Education

Are You Leading or Lagging With Your Trade?

In the world of trading, the people that usually profit are those that learn how to anticipate when the market will turn, versus those that follow, and usually get in late. The primary cause traders join a move after it has already run its course is that the indicators they use to trigger their buy or sell signals are always lagging price. By this I mean that since most traders use conventional technical indicators (which calculate price in the past to plot a line or oscillator) to trade, they will always generate buy or sell triggers after price has turned. As a result, they will never give a trader the lowest risk entry point. The lowest risk entry points are always found at the market turning points, not after the move is already underway.

In addition to the indicators used by most, the patterns used by the masses always need “confirmation” to trigger buy or sell signals. Again, this means that the move is always underway before they buy or sell. For the majority of traders this gives the illusion that it is safer to buy after a confirmation move has taken place, but reality is that when price is moving fast into a supply or demand zone the risk is actually very high, and the reward is very low.

A recent example of this happened over the last two weeks as the stock market sold off sharply and then swiftly reversed. One of the most common indicators traders and investors use to gauge a trend is a moving average. Specifically, the 200 day moving average is used by the multitudes to identify whether stocks are in a bull or bear market. Simply, if price is trading above the moving average the market is bullish and if we close below that average traders are told to sell because this implies a bear phase is starting. The one challenge with this strategy is that if you sell after price has violated the 200 day moving average you are always selling after the market has dropped ten or fifteen percent from its peak.

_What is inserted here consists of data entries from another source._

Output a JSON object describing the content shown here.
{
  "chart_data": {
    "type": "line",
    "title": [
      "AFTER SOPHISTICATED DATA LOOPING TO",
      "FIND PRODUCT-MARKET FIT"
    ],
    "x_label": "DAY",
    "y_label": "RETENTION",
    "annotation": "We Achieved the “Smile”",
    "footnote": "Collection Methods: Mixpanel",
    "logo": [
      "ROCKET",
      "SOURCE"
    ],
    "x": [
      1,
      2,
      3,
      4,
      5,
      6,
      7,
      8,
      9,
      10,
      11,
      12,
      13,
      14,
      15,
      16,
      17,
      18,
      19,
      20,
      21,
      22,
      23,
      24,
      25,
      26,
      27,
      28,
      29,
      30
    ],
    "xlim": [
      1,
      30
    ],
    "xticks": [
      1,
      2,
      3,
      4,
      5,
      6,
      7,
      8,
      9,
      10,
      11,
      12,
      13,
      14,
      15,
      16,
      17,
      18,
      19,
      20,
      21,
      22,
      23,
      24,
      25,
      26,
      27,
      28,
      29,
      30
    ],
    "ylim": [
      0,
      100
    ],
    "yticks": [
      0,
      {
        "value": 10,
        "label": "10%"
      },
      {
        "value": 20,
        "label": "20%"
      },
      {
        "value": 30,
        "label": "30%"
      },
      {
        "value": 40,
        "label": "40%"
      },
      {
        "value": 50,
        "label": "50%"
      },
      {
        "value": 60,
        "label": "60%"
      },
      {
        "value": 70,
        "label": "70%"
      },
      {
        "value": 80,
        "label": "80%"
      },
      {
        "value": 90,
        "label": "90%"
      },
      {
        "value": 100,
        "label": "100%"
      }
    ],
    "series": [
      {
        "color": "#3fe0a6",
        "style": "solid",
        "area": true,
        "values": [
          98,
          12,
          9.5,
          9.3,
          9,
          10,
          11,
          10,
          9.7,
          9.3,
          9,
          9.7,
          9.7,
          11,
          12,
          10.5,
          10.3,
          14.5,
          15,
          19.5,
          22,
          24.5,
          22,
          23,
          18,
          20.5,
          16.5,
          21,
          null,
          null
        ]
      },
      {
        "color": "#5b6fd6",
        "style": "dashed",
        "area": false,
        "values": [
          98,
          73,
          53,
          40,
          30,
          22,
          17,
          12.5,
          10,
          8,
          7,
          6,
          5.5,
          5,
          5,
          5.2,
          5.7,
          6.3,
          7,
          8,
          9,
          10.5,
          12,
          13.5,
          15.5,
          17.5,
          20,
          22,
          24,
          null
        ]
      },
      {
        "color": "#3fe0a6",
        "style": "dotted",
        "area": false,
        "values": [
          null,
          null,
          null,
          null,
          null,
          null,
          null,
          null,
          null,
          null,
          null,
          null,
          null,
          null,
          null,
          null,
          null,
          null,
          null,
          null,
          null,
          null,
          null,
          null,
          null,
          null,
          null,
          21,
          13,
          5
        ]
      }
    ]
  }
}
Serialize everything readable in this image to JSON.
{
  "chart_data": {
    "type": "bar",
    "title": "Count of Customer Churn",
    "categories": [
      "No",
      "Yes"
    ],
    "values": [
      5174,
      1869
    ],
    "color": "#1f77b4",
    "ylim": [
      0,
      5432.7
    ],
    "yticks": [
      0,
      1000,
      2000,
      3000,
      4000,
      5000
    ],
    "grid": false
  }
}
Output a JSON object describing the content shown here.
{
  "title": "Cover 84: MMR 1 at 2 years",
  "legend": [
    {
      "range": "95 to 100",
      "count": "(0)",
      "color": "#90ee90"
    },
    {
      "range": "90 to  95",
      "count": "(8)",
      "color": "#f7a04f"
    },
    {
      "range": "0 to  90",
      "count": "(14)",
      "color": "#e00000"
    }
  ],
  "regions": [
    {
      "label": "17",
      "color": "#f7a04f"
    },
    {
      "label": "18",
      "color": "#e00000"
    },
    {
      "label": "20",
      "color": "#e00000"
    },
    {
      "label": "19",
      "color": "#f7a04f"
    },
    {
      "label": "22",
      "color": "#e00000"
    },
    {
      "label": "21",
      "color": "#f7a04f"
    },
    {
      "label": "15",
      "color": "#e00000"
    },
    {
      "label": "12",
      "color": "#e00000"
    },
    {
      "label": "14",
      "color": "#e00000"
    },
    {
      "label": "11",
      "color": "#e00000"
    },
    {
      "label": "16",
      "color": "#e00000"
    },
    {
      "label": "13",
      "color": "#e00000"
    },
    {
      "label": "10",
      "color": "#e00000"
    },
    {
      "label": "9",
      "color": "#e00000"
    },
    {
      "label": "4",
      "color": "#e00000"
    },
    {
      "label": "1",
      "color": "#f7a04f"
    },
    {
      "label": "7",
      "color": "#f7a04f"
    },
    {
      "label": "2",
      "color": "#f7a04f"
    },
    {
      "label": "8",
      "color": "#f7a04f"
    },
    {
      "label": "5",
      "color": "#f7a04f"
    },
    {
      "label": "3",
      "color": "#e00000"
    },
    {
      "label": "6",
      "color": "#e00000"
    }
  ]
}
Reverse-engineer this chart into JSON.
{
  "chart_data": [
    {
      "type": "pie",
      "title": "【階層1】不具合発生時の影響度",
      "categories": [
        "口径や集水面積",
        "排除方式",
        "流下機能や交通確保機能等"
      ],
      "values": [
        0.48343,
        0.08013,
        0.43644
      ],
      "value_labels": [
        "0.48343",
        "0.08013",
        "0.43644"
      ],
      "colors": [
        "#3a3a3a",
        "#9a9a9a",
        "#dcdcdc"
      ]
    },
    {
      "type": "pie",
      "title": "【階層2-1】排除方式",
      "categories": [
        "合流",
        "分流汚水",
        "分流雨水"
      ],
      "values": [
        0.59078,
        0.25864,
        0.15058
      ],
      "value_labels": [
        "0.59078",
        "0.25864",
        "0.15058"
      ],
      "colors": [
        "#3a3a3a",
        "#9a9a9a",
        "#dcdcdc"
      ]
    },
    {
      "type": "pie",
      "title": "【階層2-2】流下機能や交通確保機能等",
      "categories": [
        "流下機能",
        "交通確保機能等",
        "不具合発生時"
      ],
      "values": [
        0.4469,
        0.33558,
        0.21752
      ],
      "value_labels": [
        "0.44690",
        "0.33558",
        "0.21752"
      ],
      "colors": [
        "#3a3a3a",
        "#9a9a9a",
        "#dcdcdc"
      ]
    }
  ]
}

Instead, selling near the highs can be accomplished by identifying where the institutions are selling ( supply). As we can see from the charts below a trader/investor would have taken lower risk anticipating where the market had a high probability of selling off rather than waiting for a sell signal from price crossing below the moving average.

So when the market finally bottomed and turned up furiously , this same approach suggests that an investor wait until the moving average is crossed to the upside. As we can see that also does not avail a trader to capture a low risk entry.

Another common pattern the traders who use conventional patterns to identify when a market may be headed higher is a double bottom. The pattern simple looks like the letter “W.” The chart below shows that indeed we did form a “double bottom” and then turned up. The setup in this pattern is to wait for a break above the apex of the “W” before buying. The challenge here as seen on the chart is that a trader would have had to suffer through roughly a 15 point pullback before the S&P 500 resumed the upward move.

As an alternative, a trader would have taken a lower risk entry by buying at the demand zone highlighted in the chart.

Finally, the objective of this article is to get you thinking about the tools you’re using to engage the markets. Are they lagging? Or are they leading (anticipatory)? And contrary to what everyone thinks, yes, you can anticipate market turns before they happen. Provided you learn how the markets really works.